Берлинский орган нацистов «Ангриф», рупор Геббельса, выдвигая требование объявить мандаты КПГ в рейхстаге недействительными, писал, что «вряд ли правительство Папена решится на это, хотя 20 июля показало, что подобную меру можно провести без особого риска». Фашистская газета в своем злорадстве сформулировала именно то, что было главным политическим уроком удавшегося государственного переворота в Пруссии. В итоге реакция почувствовала безнаказанность не только своих мелких и частичных покушений на демократические свободы, покушений, которыми заполнена вся история Веймарской республики. Этот вывод придал нацистам новые силы и энергию в борьбе за власть, укрепил их претензии.
В литературе, посвященной истории Германии тех лет, высказывается даже точка зрения, что 20 июля окончательно предопределило ход дальнейших событий вплоть до установления фашистской диктатуры в январе 1933 г.
Однако и после 20 июля вопрос об установлении фашистского режима оставался открытым; он решался в ходе напряженной борьбы. И после 20 июля имелись возможности преградить путь фашизму; но их необходимо было использовать.

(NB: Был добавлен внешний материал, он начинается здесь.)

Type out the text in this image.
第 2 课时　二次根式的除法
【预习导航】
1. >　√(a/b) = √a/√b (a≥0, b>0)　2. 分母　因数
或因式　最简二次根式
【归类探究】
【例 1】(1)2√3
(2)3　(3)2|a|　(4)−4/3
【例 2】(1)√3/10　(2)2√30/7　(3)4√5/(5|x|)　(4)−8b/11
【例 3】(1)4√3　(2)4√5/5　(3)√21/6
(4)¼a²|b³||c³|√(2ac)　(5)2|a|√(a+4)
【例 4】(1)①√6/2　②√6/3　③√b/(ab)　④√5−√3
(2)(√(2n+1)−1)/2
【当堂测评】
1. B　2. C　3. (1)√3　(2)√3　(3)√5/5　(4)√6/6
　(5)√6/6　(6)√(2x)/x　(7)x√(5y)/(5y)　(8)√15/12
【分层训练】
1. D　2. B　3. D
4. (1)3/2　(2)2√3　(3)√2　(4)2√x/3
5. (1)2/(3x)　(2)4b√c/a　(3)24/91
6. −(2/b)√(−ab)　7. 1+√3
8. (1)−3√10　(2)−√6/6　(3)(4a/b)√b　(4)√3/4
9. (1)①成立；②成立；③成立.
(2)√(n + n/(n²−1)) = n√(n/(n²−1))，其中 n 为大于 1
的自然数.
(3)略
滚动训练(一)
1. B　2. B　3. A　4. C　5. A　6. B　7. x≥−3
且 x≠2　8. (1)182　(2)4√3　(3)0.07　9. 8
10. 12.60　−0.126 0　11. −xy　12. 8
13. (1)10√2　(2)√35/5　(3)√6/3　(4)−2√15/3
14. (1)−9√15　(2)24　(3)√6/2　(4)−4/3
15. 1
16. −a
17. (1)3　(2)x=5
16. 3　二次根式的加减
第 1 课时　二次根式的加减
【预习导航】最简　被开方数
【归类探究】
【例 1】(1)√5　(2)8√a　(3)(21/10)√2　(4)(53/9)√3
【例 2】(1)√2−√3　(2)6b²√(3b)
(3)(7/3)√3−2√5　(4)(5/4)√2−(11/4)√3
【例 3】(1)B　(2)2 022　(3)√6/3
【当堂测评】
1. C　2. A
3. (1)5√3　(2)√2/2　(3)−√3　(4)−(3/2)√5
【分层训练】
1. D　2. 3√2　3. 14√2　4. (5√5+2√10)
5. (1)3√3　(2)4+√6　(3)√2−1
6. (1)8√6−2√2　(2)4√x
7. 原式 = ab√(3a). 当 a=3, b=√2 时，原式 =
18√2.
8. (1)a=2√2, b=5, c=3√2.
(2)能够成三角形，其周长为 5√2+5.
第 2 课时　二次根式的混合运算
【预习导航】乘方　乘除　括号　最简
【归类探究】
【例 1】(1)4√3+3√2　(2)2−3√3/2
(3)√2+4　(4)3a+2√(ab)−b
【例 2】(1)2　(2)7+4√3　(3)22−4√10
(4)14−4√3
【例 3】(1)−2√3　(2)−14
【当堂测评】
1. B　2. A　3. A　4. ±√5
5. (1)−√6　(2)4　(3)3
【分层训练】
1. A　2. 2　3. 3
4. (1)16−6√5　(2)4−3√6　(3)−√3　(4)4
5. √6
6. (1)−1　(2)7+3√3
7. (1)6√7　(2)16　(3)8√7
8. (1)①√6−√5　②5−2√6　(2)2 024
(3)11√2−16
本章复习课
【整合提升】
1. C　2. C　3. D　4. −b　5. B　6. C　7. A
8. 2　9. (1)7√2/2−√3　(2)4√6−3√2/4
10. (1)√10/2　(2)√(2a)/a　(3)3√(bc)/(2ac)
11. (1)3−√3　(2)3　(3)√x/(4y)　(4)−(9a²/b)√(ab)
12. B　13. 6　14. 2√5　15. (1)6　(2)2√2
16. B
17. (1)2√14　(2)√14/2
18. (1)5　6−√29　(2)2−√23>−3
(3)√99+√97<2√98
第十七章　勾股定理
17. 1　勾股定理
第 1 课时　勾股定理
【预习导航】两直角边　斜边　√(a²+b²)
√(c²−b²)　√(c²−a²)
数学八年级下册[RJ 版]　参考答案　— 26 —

Последующие события подтвердили, что борьба с фашизмом отнюдь не бесперспективна, хотя поражение, понесенное 20 июля 1932 г., причинило всему антифашистскому движению весьма существенный урон.
Успех реакционных сил окрылил фашистов на дальнейшее усиление террора против политических противников. Кровавые столкновения — результат гитлеровских провокаций — еще более участились. В самых разных уголках Германии фашистские бандиты жгли и убивали, практикуясь на собственном народе в злодеяниях, которые они намеревались совершить в масштабах всей Европы. Кровью обагрились в эти дни улицы старинного баварского города Аугсбурга, пролетарского Дортмунда, Неймюнстера, Ганновера, Бунцлау и многих других мест. Усиливая террор, всемерно разнообразя и варьируя свою демагогическую пропаганду, опираясь на активную поддержку правительства, Гитлер и его клика надеялись получить на выборах в рейхстаг абсолютное большинство.